Week7 ethics discussion | Social Science homework help

Required Resources
Read/review the following resources for this activity:

  • Textbook: Chapter 12
  • Lesson
  • Minimum of 1 scholarly source (in addition to the textbook)

Introduction
Each person owes a duty to himself or herself and to the world to study ethics and to engage in thoughtful debate about what is right, and what is wrong. It is this habit of thinking about and reflecting on ethics that will help you determine the right choices when faced with an ethical dilemma.

Initial Post Instructions
Articulate a moral dilemma wherein one has to show a specific virtue or virtues (it can be any virtue or virtues including honesty, courage, charity/generosity, compassion, etc.)

  • What is the moral dilemma about?
  • What virtue or virtues should be shown? (You are here selecting the best course of action)
  • Why is that virtue or those virtues to be shown?
  • How should the virtue or virtues be expressed, and why in that manner?
  • Apply Aristotle’s golden mean to the dilemma.
  • Tell us how the dilemma involves conflict moral duties (loyalty to community versus to self, professional versus familial duties, national or personal obligations).

The dilemma must be a situation in which a choice has to be made.

Be sure you told us why your chosen course of action was best.

Follow-Up Post Instructions
Respond to at least one peer. Further the dialogue by providing more information and clarification.

Writing Requirements

  • Minimum of 2 posts (1 initial & 1 follow-up)
  • Minimum of 2 sources cited (assigned readings/online lessons and an outside scholarly source)
  • APA format for in-text citations and list of references

Answer 1:

Children need an enabling environment to develop to their potential. However, the 21st century is rife with cases of violence that inhibit this cardinal requirement. Gun violence is among the threats to young children today. According to Chang & Bushman (2017), video games offer an avenue of exposure to gun violence for children. The dilemma is helping to reduce the impact of gun violence on those children. Aristotle describes “that a virtue is a trait of character manifested in habitual action” (Rachels & Rachels, 2019). 

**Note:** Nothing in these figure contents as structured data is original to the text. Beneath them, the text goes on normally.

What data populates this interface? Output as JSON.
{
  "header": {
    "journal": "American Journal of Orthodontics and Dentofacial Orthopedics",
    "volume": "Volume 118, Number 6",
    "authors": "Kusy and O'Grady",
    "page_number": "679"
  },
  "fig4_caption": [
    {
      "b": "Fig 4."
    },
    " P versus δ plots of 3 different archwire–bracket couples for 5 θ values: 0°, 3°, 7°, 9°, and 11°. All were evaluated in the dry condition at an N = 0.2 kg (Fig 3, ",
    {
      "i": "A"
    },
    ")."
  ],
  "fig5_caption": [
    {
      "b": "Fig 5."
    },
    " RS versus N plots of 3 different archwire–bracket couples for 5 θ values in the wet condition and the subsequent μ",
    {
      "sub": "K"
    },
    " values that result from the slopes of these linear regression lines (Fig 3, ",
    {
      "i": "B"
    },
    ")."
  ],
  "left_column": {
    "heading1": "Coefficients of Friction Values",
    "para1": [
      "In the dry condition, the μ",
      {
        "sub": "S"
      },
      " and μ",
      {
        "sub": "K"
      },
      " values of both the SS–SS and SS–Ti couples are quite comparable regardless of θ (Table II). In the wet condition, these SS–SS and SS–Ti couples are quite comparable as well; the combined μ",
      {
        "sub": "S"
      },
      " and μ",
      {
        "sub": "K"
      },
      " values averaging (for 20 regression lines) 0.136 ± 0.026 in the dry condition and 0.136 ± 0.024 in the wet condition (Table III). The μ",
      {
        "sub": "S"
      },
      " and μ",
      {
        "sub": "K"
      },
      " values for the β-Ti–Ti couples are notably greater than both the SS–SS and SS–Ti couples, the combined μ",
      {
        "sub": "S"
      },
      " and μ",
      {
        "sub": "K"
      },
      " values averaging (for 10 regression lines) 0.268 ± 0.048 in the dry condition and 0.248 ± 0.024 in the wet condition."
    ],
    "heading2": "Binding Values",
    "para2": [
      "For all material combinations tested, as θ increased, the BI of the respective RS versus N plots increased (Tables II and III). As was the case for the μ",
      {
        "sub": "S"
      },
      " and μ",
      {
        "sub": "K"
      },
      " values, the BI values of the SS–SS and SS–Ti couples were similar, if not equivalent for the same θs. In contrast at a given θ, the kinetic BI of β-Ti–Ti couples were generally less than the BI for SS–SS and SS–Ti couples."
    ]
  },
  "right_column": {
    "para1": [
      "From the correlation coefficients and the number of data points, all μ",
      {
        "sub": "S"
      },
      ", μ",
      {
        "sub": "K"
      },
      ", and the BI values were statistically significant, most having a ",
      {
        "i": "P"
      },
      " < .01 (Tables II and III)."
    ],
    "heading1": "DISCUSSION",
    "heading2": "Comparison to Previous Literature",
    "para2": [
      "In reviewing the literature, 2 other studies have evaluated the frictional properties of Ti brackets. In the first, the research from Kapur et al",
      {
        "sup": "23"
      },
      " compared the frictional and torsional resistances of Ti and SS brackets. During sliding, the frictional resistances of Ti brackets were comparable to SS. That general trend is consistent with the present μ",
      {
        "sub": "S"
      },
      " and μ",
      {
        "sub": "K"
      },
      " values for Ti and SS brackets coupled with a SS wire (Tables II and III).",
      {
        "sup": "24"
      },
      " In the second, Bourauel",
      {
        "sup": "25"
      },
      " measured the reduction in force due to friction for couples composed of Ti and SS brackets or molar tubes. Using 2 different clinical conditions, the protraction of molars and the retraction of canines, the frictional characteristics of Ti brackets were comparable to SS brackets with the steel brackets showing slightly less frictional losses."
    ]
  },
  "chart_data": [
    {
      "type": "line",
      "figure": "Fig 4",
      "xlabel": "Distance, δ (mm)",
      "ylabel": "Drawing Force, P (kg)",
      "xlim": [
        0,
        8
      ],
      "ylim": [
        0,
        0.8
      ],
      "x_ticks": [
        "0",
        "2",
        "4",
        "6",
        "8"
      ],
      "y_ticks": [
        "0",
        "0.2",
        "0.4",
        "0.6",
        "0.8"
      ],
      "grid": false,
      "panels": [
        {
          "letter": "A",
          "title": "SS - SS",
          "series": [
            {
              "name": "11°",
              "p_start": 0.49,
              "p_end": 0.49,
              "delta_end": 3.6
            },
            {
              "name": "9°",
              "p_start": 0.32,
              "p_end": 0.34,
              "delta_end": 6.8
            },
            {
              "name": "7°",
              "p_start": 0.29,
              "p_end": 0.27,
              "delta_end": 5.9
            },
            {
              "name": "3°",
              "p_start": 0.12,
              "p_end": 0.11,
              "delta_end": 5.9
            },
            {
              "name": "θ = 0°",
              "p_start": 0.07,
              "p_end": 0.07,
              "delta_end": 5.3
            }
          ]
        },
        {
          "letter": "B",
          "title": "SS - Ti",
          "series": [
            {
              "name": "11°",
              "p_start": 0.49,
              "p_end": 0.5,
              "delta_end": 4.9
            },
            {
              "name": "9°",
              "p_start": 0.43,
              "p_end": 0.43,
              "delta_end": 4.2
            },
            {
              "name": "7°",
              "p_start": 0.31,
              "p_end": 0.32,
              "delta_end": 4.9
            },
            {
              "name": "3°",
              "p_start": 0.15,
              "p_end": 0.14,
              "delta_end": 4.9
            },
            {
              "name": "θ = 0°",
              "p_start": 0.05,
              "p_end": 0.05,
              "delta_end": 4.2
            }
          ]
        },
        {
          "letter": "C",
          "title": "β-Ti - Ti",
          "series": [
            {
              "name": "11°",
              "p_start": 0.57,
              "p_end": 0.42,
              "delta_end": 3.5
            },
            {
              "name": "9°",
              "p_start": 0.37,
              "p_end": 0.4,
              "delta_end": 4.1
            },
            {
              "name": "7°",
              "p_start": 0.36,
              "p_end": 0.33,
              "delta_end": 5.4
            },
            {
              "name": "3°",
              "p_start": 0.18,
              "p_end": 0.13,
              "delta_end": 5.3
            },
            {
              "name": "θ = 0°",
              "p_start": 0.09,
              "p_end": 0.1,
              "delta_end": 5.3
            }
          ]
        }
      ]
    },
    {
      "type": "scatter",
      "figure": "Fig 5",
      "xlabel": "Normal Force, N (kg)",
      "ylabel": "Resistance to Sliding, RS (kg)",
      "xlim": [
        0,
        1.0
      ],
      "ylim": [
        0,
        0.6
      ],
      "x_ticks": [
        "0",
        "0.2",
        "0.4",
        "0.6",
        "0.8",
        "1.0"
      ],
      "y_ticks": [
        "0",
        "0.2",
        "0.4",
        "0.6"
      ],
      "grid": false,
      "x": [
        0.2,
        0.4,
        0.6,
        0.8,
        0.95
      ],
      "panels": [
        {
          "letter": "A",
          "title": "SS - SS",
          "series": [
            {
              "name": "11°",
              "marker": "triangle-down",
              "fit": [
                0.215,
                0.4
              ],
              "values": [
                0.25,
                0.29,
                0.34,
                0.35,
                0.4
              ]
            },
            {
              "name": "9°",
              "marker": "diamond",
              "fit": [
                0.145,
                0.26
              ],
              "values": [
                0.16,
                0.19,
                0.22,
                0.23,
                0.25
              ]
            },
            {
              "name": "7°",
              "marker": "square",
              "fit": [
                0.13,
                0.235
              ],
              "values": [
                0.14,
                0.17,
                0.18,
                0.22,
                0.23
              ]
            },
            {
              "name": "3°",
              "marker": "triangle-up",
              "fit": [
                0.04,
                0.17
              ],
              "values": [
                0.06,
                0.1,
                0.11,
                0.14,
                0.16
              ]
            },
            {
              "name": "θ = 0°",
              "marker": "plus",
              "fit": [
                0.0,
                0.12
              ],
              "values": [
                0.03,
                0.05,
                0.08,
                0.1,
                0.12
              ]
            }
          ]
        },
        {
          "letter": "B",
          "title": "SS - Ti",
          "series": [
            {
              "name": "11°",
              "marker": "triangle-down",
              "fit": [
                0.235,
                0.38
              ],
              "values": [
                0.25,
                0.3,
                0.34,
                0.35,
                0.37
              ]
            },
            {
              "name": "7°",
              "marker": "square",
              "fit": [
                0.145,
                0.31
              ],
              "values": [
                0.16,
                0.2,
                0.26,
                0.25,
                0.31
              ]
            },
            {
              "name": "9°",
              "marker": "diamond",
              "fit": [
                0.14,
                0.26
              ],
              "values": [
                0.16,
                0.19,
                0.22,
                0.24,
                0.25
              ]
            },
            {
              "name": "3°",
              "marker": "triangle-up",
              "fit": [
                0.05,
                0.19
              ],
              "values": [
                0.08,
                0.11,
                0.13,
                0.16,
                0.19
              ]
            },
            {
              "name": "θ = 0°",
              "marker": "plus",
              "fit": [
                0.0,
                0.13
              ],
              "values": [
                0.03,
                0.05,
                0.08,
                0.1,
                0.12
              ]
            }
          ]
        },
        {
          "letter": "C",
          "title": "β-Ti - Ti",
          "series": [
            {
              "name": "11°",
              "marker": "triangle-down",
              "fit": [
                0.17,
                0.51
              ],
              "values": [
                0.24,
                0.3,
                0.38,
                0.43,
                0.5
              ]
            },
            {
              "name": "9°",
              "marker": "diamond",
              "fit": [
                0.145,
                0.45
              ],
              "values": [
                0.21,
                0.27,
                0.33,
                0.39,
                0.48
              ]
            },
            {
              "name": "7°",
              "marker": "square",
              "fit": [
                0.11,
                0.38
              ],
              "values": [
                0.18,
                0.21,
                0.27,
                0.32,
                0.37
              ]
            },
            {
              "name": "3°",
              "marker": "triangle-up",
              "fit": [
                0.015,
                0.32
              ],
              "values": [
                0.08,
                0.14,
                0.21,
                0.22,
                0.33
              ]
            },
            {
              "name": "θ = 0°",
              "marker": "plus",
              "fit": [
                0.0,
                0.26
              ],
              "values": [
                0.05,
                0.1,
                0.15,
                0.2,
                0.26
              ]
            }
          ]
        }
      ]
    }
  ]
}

The virtue should be shown in courage by asking parents and other stakeholders like teachers and caregivers to monitor the activity of the children under their care when they are playing video games. In this way, it will be possible to censure the gun-violent games to protect children, their peers, and future generations. In addition, another virtue should be shown generosity by rethinking the American gun control laws. Society should be responsible enough to understand these devastating consequences in order to protect the new generation by downsizing the number of access to guns as well as other additional risk factors.

 Aristotle explains the golden mean as a “schematic of virtues to be contrasted with an excess of the chosen virtue and the deficiency of it”(Keats, 2014). With this in mind that recommended that although gun violence should be control, children often persuaded to show aggression because of their exposure to gun violence. This comes in the wake of many risk factors like uncontrolled access to guns and video games that are built around the theme of gun violence. Aggressive and violent children grow to become a danger to themselves and the rest of society.

Answer 2:

Hello Professor and Class,

A friend comes up to you and tells you about this new partner she met. Tells you how great he is and how well he treats her. You decided to meet this partner over dinner one night with your friend. You get to your seat and as you wait for them you realize its been about 20 minutes since they should’ve been there. They finally come in and sit down and neither are looking at each other, neither are laughing, and neither look happy when they say “hi”. The night goes on and you realize there is a bruise on the woman arm but you don’t ask about it in front of the guy incase he did it to her. The dinner ends and you both go your separate ways. You watch the man take her arm and pull her out of the restaurant and get into the car. You feel suspicious of verbal, mental, and physical abuse from the man to your friend and you give your friend a call once she gets home. “They think they have the right to control your life and your choices” (Paul & Farah, 2017). You tell her that quote in all honesty and trust and that this man is not right for her. She is being abused and is hiding behind the abuse because she “really likes” this guy at this point. Your honesty and trust upsets the friend because its not something she wanted to hear and was so excited about them meeting that she denies the bruise and the nonverbal abuse communication that happened at dinner. As a friend. you had to be honest and expect your friend to trust what you’re saying, in fear for the future and that it can become worse! “The concept of Aristotle’s theory of golden mean is represented in his work called “Nicomachean Ethics”, in which Aristotle explains the origin, nature and development of virtues which are essential for achieving the ultimate goal, happiness… which must be desired for itself” (Aquilieana, 2016). In this dilemma, Aristotle theory of the golden mean would be that the girl is just trying to be honest with her friend that this man isn’t the right one for her if all this abuse is going on. The abuse should not be stood and that the friend needs to trust her and leave before the abuse gets to the next level. I would say this dilemma is a personal obligation because she witnessed the abuse and she saw the bruise and she wants nothing to happy to her friend anymore and wants to protect her body and mind at all cost.